How To Know Your Workout is Challenging You
Suppose you are beginning a new workout program or have changed your routine. In that case, it can be difficult to determine if the intensity of the exercise is high enough for efficient fat burning and conditioning but not so high as to cause injury or burnout.
While there are many ways to evaluate how much effort you’re putting in during exercise, here’s one simple way that will help make sure you challenge yourself each time while avoiding injury:
Count The Reps
Although all forms of training use repetitions (reps) as their unit of work measurement, counting reps may be the best way to ensure that your body is working sufficiently hard during every set. This approach allows us to adjust our intensity throughout the workout to achieve the desired effect. To accomplish this goal, two factors must be adjusted during exercise:
1) The number of reps per set – Increasing or decreasing the amount of work performed in each set lets us regulate how much effort our body is expending on a particular exercise. This degree of control helps us avoid working too hard and risking injury and determine if that “extra rep” in each set may benefit future performance and strength gain.
2) The rest period between sets – Adjusting the time between sets also allows us to regulate how hard we’re working at any given moment during the workout without changing anything else about our routine. It’s ideal for those who find it difficult to constantly adjust the number of reps per set. If only one thing can be adjusted, use the rest period between sets over the number of reps per set for this reason.
This kind of dynamic control is possible because we can adjust more than one factor in a workout at any given time during exercise while still using the same exercise or routine (e.g., bench pressing every Monday, Wednesday, and Friday).
Doing so helps maintain our interest and keeps us coming back to each session to form habits and progress rather than burn out and fill our free time with other endeavors.
The Rest Period
All forms of training involve an active period where repetitions are performed followed by a rest period where no work is being done. In training terminology, the active period is referred to as the “workout.” The rest period between sets is called a “set.”
The length of rest periods in most strength or resistance training protocols will vary depending on what type of program you’re using. Typically we’ll rest for just enough time so that our heart rate returns to near-normal levels and our breathing has slowed down before initiating another set.
The exact number of seconds or minutes we should rest depends on a lot of factors such as:
1) Which body parts are being trained (e.g., chest vs. back) – Muscles used with heavier loads and multiple joint movements require longer periods of recovery than muscles worked individually with lighter loads.

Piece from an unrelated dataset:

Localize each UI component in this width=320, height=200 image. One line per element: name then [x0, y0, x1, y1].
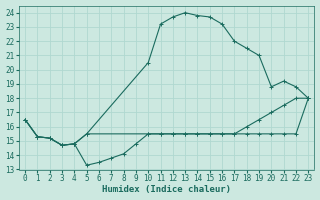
X-axis label: Humidex (Indice chaleur): Humidex (Indice chaleur): [102, 185, 231, 194]
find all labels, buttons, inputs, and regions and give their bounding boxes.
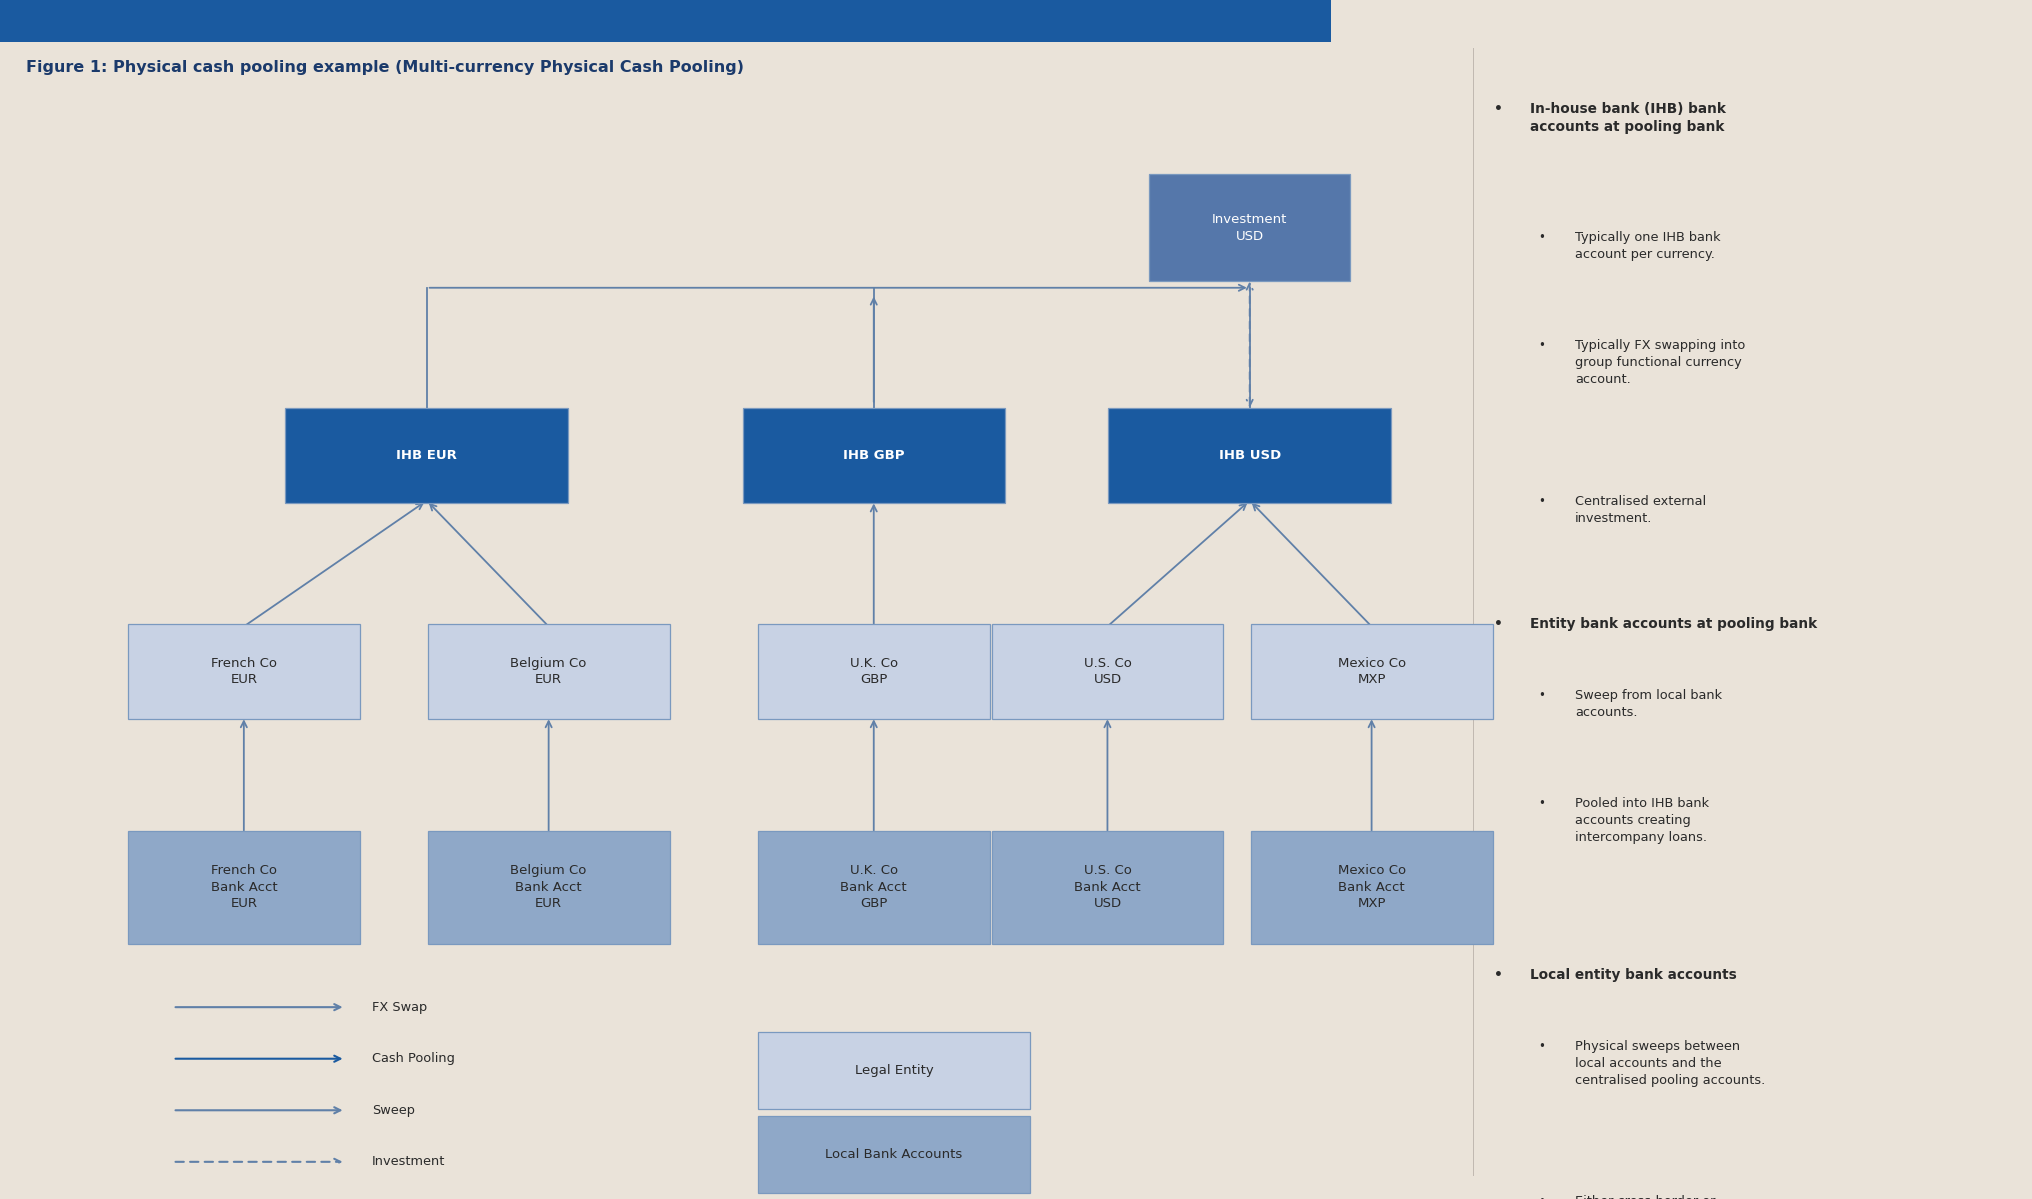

2) Which exercises are being used (e.g., bench press vs. spot reduction) – Our heart rate and respiratory rate will vary depending on the type of exercise performed, so some exercises will naturally require longer rest periods than others.
3) How often a muscle group is trained in a week or month (e.g., 3x/week chest workout) – The more frequently we train a particular muscle, the less exertion it will require to achieve fatigue and permit adequate recovery before our next session.